Het moderne winkelgebied heeft het niet altijd makkelijk. Winkelende consumenten zijn geen vanzelfsprekendheid meer, omzetten lopen terug, leegstand loopt op en voor je het weet is je gebied verloederd. Stilzitten is dus niet echt een optie. Dat zien lokale betrokkenen zelf overigens ook wel en vaak is het revitaliseren van winkelgebieden een gezamenlijke ambitie. Echt tot concrete actie komen blijkt echter moeilijk. Want hoe krijg je inzicht in een complex iets als een winkelgebied? En hoe krijg je al die neuzen dan dezelfde kant op en kom je tot een concreet handelingsperspectief?

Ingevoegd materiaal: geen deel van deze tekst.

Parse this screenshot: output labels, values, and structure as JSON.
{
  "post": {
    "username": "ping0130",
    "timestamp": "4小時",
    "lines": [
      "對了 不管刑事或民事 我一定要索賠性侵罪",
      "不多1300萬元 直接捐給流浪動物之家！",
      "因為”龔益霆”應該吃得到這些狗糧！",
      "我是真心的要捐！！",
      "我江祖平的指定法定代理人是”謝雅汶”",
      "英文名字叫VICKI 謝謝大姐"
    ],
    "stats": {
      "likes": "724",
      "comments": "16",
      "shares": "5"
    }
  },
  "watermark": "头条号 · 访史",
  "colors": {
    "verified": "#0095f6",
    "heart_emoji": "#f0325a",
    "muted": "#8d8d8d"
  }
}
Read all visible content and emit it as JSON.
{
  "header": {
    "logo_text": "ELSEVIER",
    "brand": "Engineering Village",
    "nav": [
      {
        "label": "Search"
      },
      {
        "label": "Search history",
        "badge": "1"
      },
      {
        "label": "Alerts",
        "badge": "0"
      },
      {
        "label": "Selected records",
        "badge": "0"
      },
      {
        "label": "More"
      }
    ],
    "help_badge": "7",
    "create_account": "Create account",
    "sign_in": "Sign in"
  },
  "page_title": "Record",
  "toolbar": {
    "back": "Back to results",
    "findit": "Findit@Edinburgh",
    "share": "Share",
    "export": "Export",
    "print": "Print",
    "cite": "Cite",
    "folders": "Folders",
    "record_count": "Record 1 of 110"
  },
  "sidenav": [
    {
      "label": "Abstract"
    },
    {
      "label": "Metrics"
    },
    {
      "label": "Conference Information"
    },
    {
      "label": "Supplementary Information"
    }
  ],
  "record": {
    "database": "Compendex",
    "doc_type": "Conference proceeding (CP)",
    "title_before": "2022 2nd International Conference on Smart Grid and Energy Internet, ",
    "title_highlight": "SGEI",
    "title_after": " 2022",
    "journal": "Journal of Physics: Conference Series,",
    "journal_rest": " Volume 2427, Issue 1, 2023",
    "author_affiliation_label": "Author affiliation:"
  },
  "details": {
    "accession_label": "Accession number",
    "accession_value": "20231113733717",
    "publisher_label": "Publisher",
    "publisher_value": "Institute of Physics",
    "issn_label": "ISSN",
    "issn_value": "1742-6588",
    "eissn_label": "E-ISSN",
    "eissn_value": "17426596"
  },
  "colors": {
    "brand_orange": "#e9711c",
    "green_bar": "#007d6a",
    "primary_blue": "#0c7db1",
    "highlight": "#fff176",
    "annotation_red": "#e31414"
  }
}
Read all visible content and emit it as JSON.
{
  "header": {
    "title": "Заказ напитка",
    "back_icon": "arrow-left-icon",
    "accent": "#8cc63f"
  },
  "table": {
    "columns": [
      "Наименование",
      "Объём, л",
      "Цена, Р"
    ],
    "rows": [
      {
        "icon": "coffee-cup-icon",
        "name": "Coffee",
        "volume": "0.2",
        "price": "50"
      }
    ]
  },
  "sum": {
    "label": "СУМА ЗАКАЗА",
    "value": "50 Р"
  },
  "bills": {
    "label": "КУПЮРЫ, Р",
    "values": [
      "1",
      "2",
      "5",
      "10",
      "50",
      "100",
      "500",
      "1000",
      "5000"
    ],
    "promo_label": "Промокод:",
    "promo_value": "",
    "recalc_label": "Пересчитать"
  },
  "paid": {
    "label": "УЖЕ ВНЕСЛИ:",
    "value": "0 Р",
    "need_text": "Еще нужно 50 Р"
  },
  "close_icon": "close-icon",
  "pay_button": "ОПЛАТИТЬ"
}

Stakeholders die aan de slag willen om hun winkelgebied klaar voor de toekomst te maken, kunnen met hun hulpvraag terecht bij platform De Nieuwe Winkelstraat. Met het Kom-In-Actie-Traject wordt dan samen een actieplan opgesteld. Inmiddels is de methode in 110 Nederlandse winkelgebieden met succes toegepast. ‘We zijn inmiddels door heel Nederland aan de slag gegaan,’ vertelt Jorge van Vliet. Hij is accountmanager bij het Platform. ‘Onze recentste successen vind je onder andere in, Beverwijk, Roosendaal, Hoorn en Meppel.’ De aanpak van het Kom-In-Actie-Traject bestaat uit vijf stappen. Samen met Van Vliet lopen we ze door.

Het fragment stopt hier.